Спустя месяц после похорон мужа Майи Григорьевны седьмой «Д» взбеленился. Я употребляю это малолитературное выражение потому, что никаким иным не смогу точнее выразить его возмутительное поведение. Знаете, полный «набор» ученических бесчинств. Здесь и хоровое мычание на уроках безвольного учителя рисования Игната Ивановича, и беготня по партам в перемену, и отказ всем классом писать контрольную по химии под тем предлогом, что, видите ли, «на этой неделе уже была контрольная», и до бесстыдства доходящие подсказки на уроках… Но особенно выказывали они свое пренебрежение, даже презрение… Майе Григорьевне.
Нет, это делалось не прямо — не такой она человек, чтобы разрешить подобное, — а проступало «между строк», в той изводящей неторопливости, с которой плелся к доске отвечать вызванный, в издевательском равнодушии, с которым заявляли о неподготовленном задании, в том отсутствующем выражении глаз, что постоянно стала замечать учительница во время своих уроков.
Что ж произошло?
Вы, верно, и в семье подобное встречали. Неожиданно пролегает между родителями и ребенком отчужденность, и уже изучающе-холодно глядят вчера еще полные тепла, а теперь настороженные глаза, и от этой настороженности становится не по себе.
Сначала Майя Григорьевна удивилась. Потом оскорбилась, встревожилась и начала искать объяснение. Но попытки ее вызвать класс на откровенность наталкивались на ту ранее неизвестную ей глухую стену недоверия, какую умеют порой — решительно и непримиримо — возводить дети между собой и взрослыми.
И вот пришла ко мне, своему директору. Пришла какая-то встрепанная, с немой болью, застывшей в глазах. Судили мы рядили вместе: может быть, была невнимательность! Или, что еще хуже, несправедливость! Та невольная несправедливость, что глубоко ранит детскую душу.
Молодая учительница сцепила на коленях тонкие пальцы, горестно сжала губы:
— Может быть, Степан Иванович, может быть!

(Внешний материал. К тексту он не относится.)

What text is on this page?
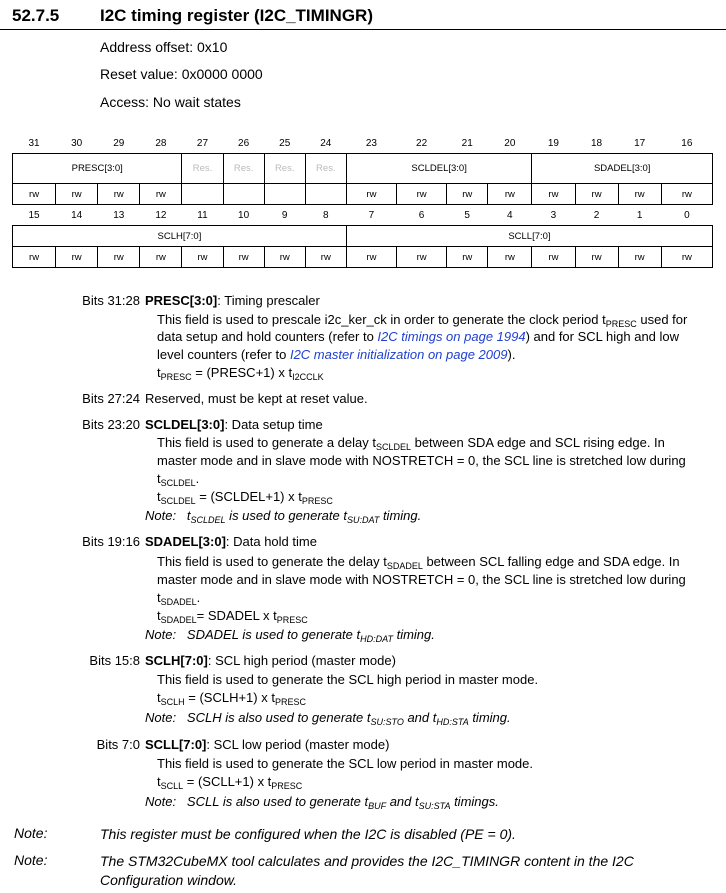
52.7.5 I2C timing register (I2C_TIMINGR)
Address offset: 0x10
Reset value: 0x0000 0000
Access: No wait states
31	30	29	28	27	26	25	24	23	22	21	20	19	18	17	16
PRESC[3:0]				Res.	Res.	Res.	Res.	SCLDEL[3:0]				SDADEL[3:0]			
rw	rw	rw	rw					rw	rw	rw	rw	rw	rw	rw	rw
15	14	13	12	11	10	9	8	7	6	5	4	3	2	1	0
SCLH[7:0]								SCLL[7:0]							
rw	rw	rw	rw	rw	rw	rw	rw	rw	rw	rw	rw	rw	rw	rw	rw
Bits 31:28 PRESC[3:0]: Timing prescaler
This field is used to prescale i2c_ker_ck in order to generate the clock period $t_{PRESC}$ used for
data setup and hold counters (refer to I2C timings on page 1994) and for SCL high and low
level counters (refer to I2C master initialization on page 2009).
$t_{PRESC}$ = (PRESC+1) x $t_{I2CCLK}$
Bits 27:24 Reserved, must be kept at reset value.
Bits 23:20 SCLDEL[3:0]: Data setup time
This field is used to generate a delay $t_{SCLDEL}$ between SDA edge and SCL rising edge. In
master mode and in slave mode with NOSTRETCH = 0, the SCL line is stretched low during
$t_{SCLDEL}$.
$t_{SCLDEL}$ = (SCLDEL+1) x $t_{PRESC}$
Note: $t_{SCLDEL}$ is used to generate $t_{SU:DAT}$ timing.
Bits 19:16 SDADEL[3:0]: Data hold time
This field is used to generate the delay $t_{SDADEL}$ between SCL falling edge and SDA edge. In
master mode and in slave mode with NOSTRETCH = 0, the SCL line is stretched low during
$t_{SDADEL}$.
$t_{SDADEL}=$ SDADEL x $t_{PRESC}$
Note: SDADEL is used to generate $t_{HD:DAT}$ timing.
Bits 15:8 SCLH[7:0]: SCL high period (master mode)
This field is used to generate the SCL high period in master mode.
$t_{SCLH}$ = (SCLH+1) x $t_{PRESC}$
Note: SCLH is also used to generate $t_{SU:STO}$ and $t_{HD:STA}$ timing.
Bits 7:0 SCLL[7:0]: SCL low period (master mode)
This field is used to generate the SCL low period in master mode.
$t_{SCLL}$ = (SCLL+1) x $t_{PRESC}$
Note: SCLL is also used to generate $t_{BUF}$ and $t_{SU:STA}$ timings.
Note:	This register must be configured when the I2C is disabled (PE = 0).
Note:	The STM32CubeMX tool calculates and provides the I2C_TIMINGR content in the I2C Configuration window.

Но если даже предположить это… Неужели все, что нас связывало, было так непрочно! И можно с такой легкостью наплевать в душу!
Ну что я ей мог сказать! Сами посудите — что!
Признаюсь, эта непонятная история долго не давала мне покоя, но я понимал: специальными дознаниями да выпытываниями ничего не добьешься, тут только случай может прийти на помощь. Так оно собственно и вышло.